Amanda Keetley, who spearheads the Less Plastic campaign, is realistic about how difficult it can be for individuals to know as well as implement the best solutions. However, knowing the key to change is in routines and habits, she helps people and businesses to make simple but permanent changes to their lifestyles.
She says: “I admire and aspire to a zero waste lifestyle but I think that’s quite overwhelming for many, so I try to make it more achievable. If you have one bottle that you use instead of buying plastic ones all the time, then it makes a difference over the years.”
So what can we do when it comes to health and beauty routines?

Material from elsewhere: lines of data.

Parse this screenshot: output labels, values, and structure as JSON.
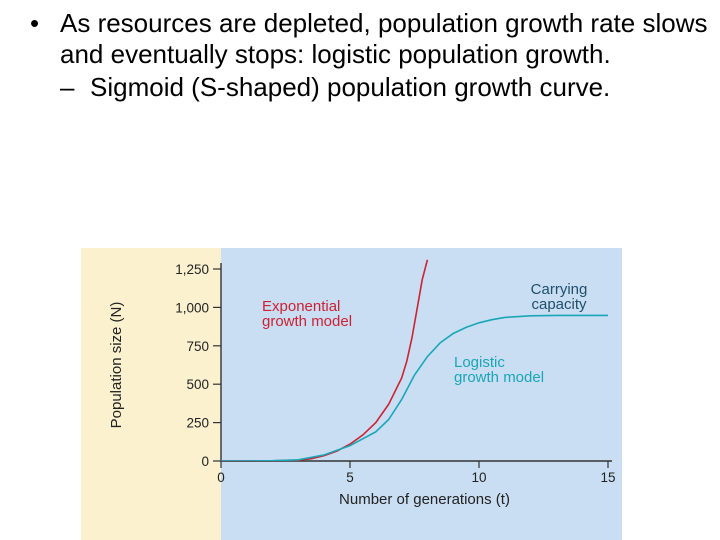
{
  "slide": {
    "bullet_1": "As resources are depleted, population growth rate slows and eventually stops: logistic population growth.",
    "sub_bullet": "Sigmoid (S-shaped) population growth curve.",
    "bullet_char": "•",
    "dash_char": "–"
  },
  "chart_data": {
    "type": "line",
    "xlabel": "Number of generations (t)",
    "ylabel": "Population size (N)",
    "xlim": [
      0,
      15
    ],
    "ylim": [
      0,
      1250
    ],
    "x_ticks": [
      0,
      5,
      10,
      15
    ],
    "x_tick_labels": [
      "0",
      "5",
      "10",
      "15"
    ],
    "y_ticks": [
      0,
      250,
      500,
      750,
      1000,
      1250
    ],
    "y_tick_labels": [
      "0",
      "250",
      "500",
      "750",
      "1,000",
      "1,250"
    ],
    "grid": false,
    "colors": {
      "exponential": "#cc2233",
      "logistic": "#1aa6b7",
      "carrying_capacity_label": "#1e4f6b",
      "plot_background": "#c9def2",
      "figure_background": "#fbf1cf"
    },
    "series": [
      {
        "name": "Exponential growth model",
        "label_lines": [
          "Exponential",
          "growth model"
        ],
        "x": [
          0,
          1,
          2,
          3,
          3.5,
          4,
          4.5,
          5,
          5.5,
          6,
          6.5,
          7,
          7.2,
          7.4,
          7.6,
          7.8,
          8.0
        ],
        "y": [
          0,
          0,
          1,
          5,
          15,
          35,
          65,
          110,
          170,
          250,
          370,
          540,
          650,
          800,
          990,
          1180,
          1310
        ]
      },
      {
        "name": "Logistic growth model",
        "label_lines": [
          "Logistic",
          "growth model"
        ],
        "x": [
          0,
          1,
          2,
          3,
          4,
          5,
          6,
          6.5,
          7,
          7.5,
          8,
          8.5,
          9,
          9.5,
          10,
          10.5,
          11,
          12,
          13,
          14,
          15
        ],
        "y": [
          0,
          0,
          2,
          8,
          40,
          100,
          190,
          270,
          400,
          560,
          680,
          770,
          830,
          870,
          900,
          920,
          935,
          945,
          948,
          948,
          948
        ]
      }
    ],
    "annotations": [
      {
        "text_lines": [
          "Carrying",
          "capacity"
        ],
        "target": "carrying capacity",
        "value": 948
      }
    ]
  }
}
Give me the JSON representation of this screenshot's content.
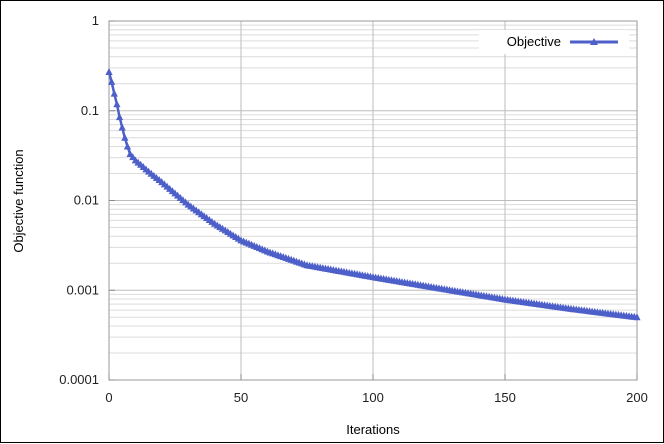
{
  "chart_data": {
    "type": "line",
    "xlabel": "Iterations",
    "ylabel": "Objective function",
    "xlim": [
      0,
      200
    ],
    "ylim": [
      0.0001,
      1
    ],
    "yscale": "log",
    "grid": true,
    "legend_position": "top-right",
    "x_ticks": [
      0,
      50,
      100,
      150,
      200
    ],
    "x_tick_labels": [
      "0",
      "50",
      "100",
      "150",
      "200"
    ],
    "y_ticks": [
      1,
      0.1,
      0.01,
      0.001,
      0.0001
    ],
    "y_tick_labels": [
      "1",
      "0.1",
      "0.01",
      "0.001",
      "0.0001"
    ],
    "series": [
      {
        "name": "Objective",
        "color": "#4d5fc8",
        "marker": "triangle",
        "x": [
          0,
          1,
          2,
          3,
          4,
          5,
          6,
          7,
          8,
          10,
          12,
          15,
          20,
          25,
          30,
          40,
          50,
          60,
          75,
          100,
          125,
          150,
          175,
          200
        ],
        "y": [
          0.27,
          0.21,
          0.155,
          0.118,
          0.085,
          0.065,
          0.05,
          0.04,
          0.033,
          0.028,
          0.025,
          0.021,
          0.016,
          0.012,
          0.009,
          0.0055,
          0.0036,
          0.0027,
          0.0019,
          0.0014,
          0.00105,
          0.00079,
          0.00062,
          0.0005
        ]
      }
    ]
  }
}
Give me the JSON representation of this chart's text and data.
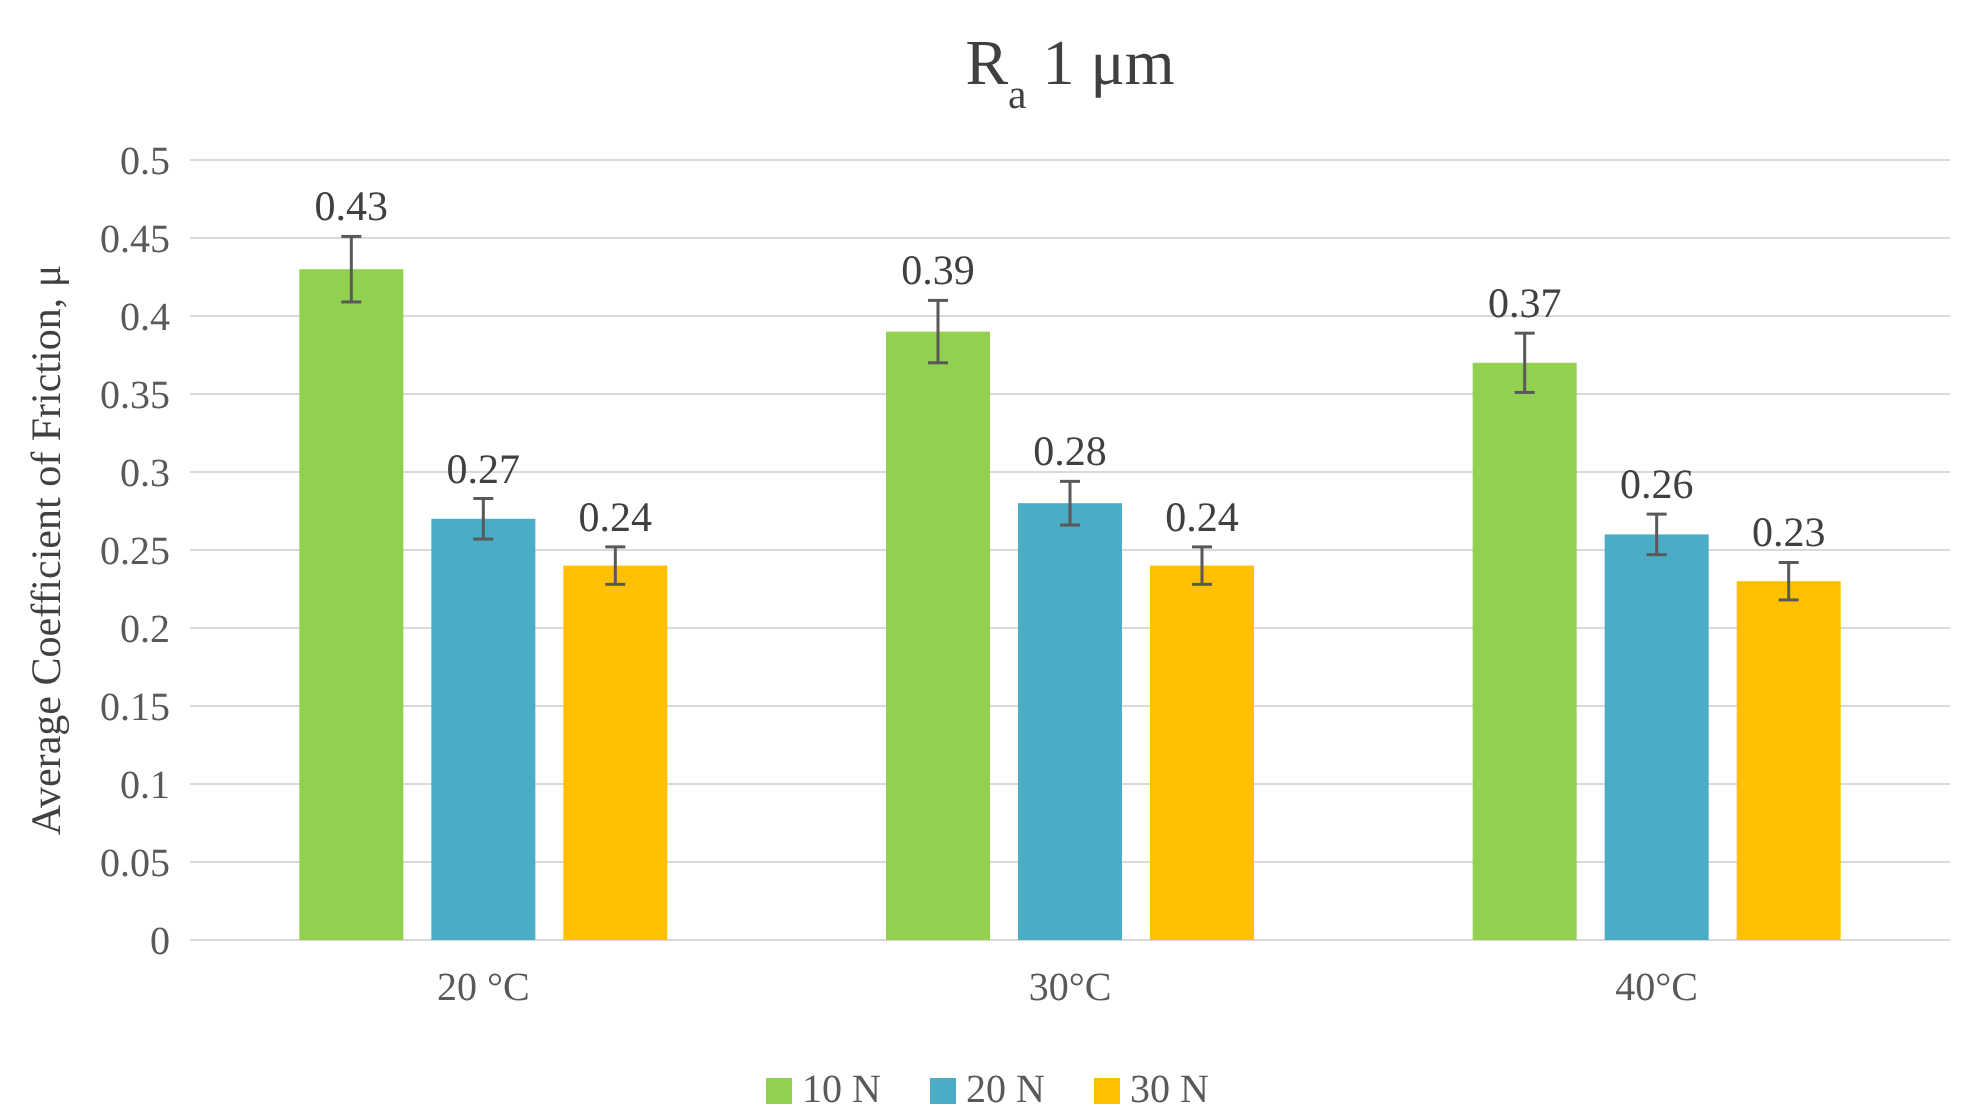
{
  "chart_data": {
    "type": "bar",
    "title": "R$_{a}$ 1 μm",
    "ylabel": "Average Coefficient of Friction, μ",
    "categories": [
      "20 °C",
      "30°C",
      "40°C"
    ],
    "series": [
      {
        "name": "10 N",
        "color": "#92d050",
        "values": [
          0.43,
          0.39,
          0.37
        ],
        "errors": [
          0.021,
          0.02,
          0.019
        ]
      },
      {
        "name": "20 N",
        "color": "#4bacc6",
        "values": [
          0.27,
          0.28,
          0.26
        ],
        "errors": [
          0.013,
          0.014,
          0.013
        ]
      },
      {
        "name": "30 N",
        "color": "#ffc000",
        "values": [
          0.24,
          0.24,
          0.23
        ],
        "errors": [
          0.012,
          0.012,
          0.012
        ]
      }
    ],
    "ylim": [
      0,
      0.5
    ],
    "yticks": [
      0,
      0.05,
      0.1,
      0.15,
      0.2,
      0.25,
      0.3,
      0.35,
      0.4,
      0.45,
      0.5
    ],
    "grid": "y",
    "legend": "bottom",
    "data_labels": true
  }
}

Packaging is one of the big culprits in plastic pollution, and forward-thinking brands are slowly but surely beginning to take responsibility from their side, providing us we options so that we too can make responsible choices.
For example, Brands like Aesop, Tata Harper and Kjaer Weis are great go-tos for their eco packaging and credentials. On the more affordable end of the spectrum, Lush has a ‘zero waste’ ethos, aiming to do away with unnecessary packaging and instead use its costs to increase the quality of its products.
One of the simplest ways to reduce plastic use is to move away from using liquid soap products and to use plastic instead. This is where Lush has pioneered a ‘naked’ style of packaging, but they are not the only ones – East London based social enterprise, The Soap Co is an alternative.
Standard face wipes and cotton pads are not biodegradable and cause huge problems in landfill and our oceans. Instead you can remove make-up using your normal cleanser and either a flannel or an eco-friendly konjac sponge or you can even buy reusable cotton pads that go in the washing machine (or you could probably make your own if you’re so inclined).
Something that is a perennial part of one’s ablutions is the humble toothbrush, but if you get through three of these a year, that’s a lot of plastic going into the sea. Bamboo is the perfect alternative, complete with charcoal bristles it will decompose in about six months.
It’s a touch more expensive than your regular toothbrush – Pearl Bar have created one for £7.50, but it’s an investment in our environment, so worth the extra pennies.
For men and women, razors are something that you can invest a little more in to avoid the use of disposable razors. Aside from being prettier, safety razors from the likes of Edwin Jagger come in at around £26-30 and help to limit the amount of plastic we’re adding into the world around us… they also make excellent gifts.